Bandera Electric Cooperative, based in rural Texas, aims to rely heavily on WiFi to bring broadband to its customers. The Bandera Electric Cooperative WiFi plans include installing fiber on the company’s existing poles, to which the company also will add WiFi access points, a company spokeswoman told Telecompetitor.
“Initial offerings will include last mile wireless services in the 10-50 Mbps range,” the company said in an email to Telecompetitor. Pricing has not yet been determined.
Bandera Electric Cooperative WiFi plans also include offering free WiFi in two public parks and along Main Street in the town of Bandera. “The range will be approximately one half block in either direction,” the company said.
Before launching the WiFi broadband service throughout the town, BEC is planning a trial that will involve 200 homes. Service to the homes will be provided using “a variety of 802.11n/ac offerings,” the company said.
The company expects to deploy service more broadly after the trial, which is expected to last about six months.
Electric Cooperative WiFi
One of the benefits of using a WiFi approach to broadband is that Bandera won’t have to install any equipment inside customers’ homes, as the company notes in a press release. Instead customers will be able to use the WiFi built into their computers, smartphones or other devices.

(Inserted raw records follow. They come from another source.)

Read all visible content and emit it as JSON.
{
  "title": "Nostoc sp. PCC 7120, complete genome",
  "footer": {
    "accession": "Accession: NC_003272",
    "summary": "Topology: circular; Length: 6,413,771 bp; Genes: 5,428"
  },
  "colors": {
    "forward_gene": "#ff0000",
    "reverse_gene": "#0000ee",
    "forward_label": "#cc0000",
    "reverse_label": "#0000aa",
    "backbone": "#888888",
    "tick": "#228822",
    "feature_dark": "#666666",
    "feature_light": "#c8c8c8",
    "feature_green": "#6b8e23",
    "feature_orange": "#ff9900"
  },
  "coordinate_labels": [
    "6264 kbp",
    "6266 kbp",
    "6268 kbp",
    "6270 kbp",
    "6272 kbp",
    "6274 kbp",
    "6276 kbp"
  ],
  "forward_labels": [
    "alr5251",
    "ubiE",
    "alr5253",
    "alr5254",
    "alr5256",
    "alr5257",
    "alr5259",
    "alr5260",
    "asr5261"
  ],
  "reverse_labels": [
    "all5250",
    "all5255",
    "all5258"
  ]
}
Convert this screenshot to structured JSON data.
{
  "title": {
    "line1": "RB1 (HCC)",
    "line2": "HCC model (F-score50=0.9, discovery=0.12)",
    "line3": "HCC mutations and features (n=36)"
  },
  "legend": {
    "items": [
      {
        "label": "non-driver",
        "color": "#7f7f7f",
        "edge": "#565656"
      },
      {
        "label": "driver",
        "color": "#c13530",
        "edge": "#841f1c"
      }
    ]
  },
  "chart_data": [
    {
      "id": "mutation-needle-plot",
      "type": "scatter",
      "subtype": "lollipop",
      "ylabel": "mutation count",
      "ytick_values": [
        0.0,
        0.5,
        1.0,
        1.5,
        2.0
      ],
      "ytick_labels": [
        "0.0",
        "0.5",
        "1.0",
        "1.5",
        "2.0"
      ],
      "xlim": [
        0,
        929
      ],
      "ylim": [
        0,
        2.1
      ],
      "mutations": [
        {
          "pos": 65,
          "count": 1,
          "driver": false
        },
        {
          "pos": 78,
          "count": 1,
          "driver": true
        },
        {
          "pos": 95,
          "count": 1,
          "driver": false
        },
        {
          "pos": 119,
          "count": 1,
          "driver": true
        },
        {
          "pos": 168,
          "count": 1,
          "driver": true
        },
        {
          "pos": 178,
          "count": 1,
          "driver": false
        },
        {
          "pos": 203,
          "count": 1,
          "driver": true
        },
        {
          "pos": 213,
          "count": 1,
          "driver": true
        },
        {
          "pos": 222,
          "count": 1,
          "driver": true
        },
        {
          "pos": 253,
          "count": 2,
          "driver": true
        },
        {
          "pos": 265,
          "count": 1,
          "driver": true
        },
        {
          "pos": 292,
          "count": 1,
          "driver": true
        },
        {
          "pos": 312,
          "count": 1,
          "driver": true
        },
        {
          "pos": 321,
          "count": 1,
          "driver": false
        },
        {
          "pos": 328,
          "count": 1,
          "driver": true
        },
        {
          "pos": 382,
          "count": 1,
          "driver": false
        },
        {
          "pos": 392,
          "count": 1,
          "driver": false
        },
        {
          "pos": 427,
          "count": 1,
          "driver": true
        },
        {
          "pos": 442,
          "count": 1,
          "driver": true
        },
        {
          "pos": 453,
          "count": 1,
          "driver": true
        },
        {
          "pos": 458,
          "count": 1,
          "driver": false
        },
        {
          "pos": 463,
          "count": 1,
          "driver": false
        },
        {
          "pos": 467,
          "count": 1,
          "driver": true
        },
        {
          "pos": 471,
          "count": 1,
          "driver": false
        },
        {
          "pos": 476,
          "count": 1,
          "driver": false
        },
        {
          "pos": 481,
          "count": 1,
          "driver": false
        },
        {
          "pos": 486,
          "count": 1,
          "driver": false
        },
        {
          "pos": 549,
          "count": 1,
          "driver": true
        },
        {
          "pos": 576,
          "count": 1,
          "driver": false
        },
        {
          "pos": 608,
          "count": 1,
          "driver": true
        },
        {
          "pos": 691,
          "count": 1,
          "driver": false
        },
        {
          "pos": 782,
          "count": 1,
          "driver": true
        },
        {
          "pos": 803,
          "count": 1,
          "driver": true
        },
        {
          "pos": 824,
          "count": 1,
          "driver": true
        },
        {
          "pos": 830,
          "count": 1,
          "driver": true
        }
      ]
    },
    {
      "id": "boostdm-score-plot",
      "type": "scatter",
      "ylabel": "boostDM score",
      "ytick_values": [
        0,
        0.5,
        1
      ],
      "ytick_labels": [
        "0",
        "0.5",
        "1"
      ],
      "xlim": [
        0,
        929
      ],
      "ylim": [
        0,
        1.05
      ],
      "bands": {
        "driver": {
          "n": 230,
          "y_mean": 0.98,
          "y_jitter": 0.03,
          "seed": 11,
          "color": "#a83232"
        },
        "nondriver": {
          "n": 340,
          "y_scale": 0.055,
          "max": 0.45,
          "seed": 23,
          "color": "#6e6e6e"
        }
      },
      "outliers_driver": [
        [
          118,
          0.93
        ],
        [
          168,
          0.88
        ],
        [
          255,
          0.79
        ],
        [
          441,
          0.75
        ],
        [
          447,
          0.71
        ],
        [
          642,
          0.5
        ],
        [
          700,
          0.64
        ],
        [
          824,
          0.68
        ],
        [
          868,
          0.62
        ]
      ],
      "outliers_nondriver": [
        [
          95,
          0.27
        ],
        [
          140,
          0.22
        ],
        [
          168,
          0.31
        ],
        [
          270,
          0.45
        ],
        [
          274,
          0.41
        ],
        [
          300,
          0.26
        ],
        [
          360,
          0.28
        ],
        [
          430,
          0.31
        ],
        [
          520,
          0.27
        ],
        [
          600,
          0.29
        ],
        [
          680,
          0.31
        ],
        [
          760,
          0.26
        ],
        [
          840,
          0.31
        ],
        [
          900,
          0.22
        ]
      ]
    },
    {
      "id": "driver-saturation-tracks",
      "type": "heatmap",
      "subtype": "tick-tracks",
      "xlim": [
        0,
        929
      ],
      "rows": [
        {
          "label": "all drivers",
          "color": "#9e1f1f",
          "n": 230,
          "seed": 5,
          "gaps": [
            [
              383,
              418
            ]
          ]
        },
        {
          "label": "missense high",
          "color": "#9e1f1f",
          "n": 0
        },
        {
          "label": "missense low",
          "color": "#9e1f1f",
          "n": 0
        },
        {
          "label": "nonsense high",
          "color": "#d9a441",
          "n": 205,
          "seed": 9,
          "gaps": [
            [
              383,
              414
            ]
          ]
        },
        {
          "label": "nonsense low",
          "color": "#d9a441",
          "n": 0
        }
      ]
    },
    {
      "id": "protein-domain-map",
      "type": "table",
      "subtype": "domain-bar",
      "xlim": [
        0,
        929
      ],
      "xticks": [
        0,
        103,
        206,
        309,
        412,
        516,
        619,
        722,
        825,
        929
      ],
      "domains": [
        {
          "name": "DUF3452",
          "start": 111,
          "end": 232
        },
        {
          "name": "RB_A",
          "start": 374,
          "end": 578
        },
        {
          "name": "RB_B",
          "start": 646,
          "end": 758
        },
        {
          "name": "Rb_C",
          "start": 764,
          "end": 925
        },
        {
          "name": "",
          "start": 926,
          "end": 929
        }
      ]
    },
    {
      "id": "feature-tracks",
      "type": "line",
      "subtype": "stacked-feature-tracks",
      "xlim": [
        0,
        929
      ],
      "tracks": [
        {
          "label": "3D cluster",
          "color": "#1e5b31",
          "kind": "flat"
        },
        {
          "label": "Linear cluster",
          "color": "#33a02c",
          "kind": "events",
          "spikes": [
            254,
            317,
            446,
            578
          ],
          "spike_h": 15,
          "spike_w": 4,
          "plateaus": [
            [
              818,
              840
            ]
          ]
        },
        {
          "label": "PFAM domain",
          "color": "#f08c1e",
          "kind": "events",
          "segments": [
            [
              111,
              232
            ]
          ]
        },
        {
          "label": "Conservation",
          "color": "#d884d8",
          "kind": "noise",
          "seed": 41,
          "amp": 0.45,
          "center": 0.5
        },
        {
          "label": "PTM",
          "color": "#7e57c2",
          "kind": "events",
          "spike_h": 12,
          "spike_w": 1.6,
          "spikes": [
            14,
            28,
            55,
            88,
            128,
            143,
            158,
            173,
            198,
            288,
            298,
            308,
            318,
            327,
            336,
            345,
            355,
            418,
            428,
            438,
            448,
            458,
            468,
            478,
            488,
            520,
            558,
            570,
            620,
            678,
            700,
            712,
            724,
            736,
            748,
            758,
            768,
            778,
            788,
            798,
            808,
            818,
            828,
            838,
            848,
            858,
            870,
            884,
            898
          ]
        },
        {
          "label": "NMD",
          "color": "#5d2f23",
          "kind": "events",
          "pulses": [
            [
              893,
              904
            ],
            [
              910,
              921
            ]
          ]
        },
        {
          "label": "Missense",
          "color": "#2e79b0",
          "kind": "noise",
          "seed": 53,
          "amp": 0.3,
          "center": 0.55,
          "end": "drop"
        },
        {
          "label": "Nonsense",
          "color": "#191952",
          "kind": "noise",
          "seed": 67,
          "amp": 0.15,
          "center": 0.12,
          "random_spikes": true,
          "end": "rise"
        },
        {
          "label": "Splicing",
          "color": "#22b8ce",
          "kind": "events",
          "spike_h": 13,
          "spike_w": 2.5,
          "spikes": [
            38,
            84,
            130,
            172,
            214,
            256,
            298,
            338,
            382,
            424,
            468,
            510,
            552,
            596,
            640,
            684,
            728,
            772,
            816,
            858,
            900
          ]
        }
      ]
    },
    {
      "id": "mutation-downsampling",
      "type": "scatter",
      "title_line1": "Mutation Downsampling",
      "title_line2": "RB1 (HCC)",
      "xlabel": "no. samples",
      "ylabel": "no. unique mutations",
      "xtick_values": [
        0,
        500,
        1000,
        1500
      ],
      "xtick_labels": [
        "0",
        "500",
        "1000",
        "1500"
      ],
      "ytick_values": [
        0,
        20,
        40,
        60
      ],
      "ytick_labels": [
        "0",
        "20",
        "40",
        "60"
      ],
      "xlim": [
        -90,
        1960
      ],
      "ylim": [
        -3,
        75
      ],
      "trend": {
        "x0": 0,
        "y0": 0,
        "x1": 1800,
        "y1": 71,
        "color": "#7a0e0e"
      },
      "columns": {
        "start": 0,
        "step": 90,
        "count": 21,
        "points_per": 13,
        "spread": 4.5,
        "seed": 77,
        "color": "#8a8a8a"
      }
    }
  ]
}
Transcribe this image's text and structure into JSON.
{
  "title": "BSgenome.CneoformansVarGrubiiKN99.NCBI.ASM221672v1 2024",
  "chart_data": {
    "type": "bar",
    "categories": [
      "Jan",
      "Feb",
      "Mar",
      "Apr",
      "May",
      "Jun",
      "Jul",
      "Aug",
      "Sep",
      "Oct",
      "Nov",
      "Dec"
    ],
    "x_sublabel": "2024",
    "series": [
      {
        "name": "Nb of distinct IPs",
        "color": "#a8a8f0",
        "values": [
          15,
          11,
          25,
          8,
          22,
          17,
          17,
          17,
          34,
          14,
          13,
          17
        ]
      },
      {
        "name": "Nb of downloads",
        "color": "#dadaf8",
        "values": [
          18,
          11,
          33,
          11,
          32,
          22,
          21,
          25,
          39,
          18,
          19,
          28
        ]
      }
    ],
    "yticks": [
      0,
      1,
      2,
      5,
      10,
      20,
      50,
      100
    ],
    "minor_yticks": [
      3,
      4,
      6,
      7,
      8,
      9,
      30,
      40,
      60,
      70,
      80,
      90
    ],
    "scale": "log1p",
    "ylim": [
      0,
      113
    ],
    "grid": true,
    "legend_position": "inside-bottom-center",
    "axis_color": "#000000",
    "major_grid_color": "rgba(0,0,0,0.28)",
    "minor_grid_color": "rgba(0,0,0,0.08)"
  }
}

The idea of using WiFi to deliver broadband may be most practical for a power company like Bandera that already has pole infrastructure. The existing poles would appear to be good locations for the WiFi access points and the pole infrastructure most likely already extends close to most end user homes.
Such an approach also might work for a telco that had aerial outside plant. But it would be less practical for a telco or utility company that relies on buried cabling.
“In a time when demographic changes are reflecting population decreases across rural America to urban areas, this is a technology that will allow people to work from anywhere and access telemedicine and distance learning opportunities,” said Bandera Electric Cooperative CEO William Hetherington in a press release announcing BEC’s broadband plans. “Many students in rural areas must rely on local libraries for the Internet access they cannot get at home. Unfortunately the libraries close at 6:00 p.m. Access to the world of knowledge through the Internet is as essential in education these days as textbooks.”
Bandera’s news comes just days after another rural electric cooperative – California’s Anza Electric Cooperative – also announced plans to bring broadband to its rural serving area, but using fiber-to-the-home.
Both Anza and Bandera expect to use their fiber infrastructure to support communications for their electric power infrastructure. That could be a win-win as fiber connectivity should help enhance power network reliability while also improving the economics of the broadband deployment.
Bandera and Anza are just two examples of rural electric cooperatives that have responded to customers’ demand for broadband service, despite the relatively high cost of deploying broadband in rural areas.
As Anza Electric Cooperative’s general manager told Telecompetitor, “Cooperatives have very unique business models. One of the major principles is local economic development and concern for the community.”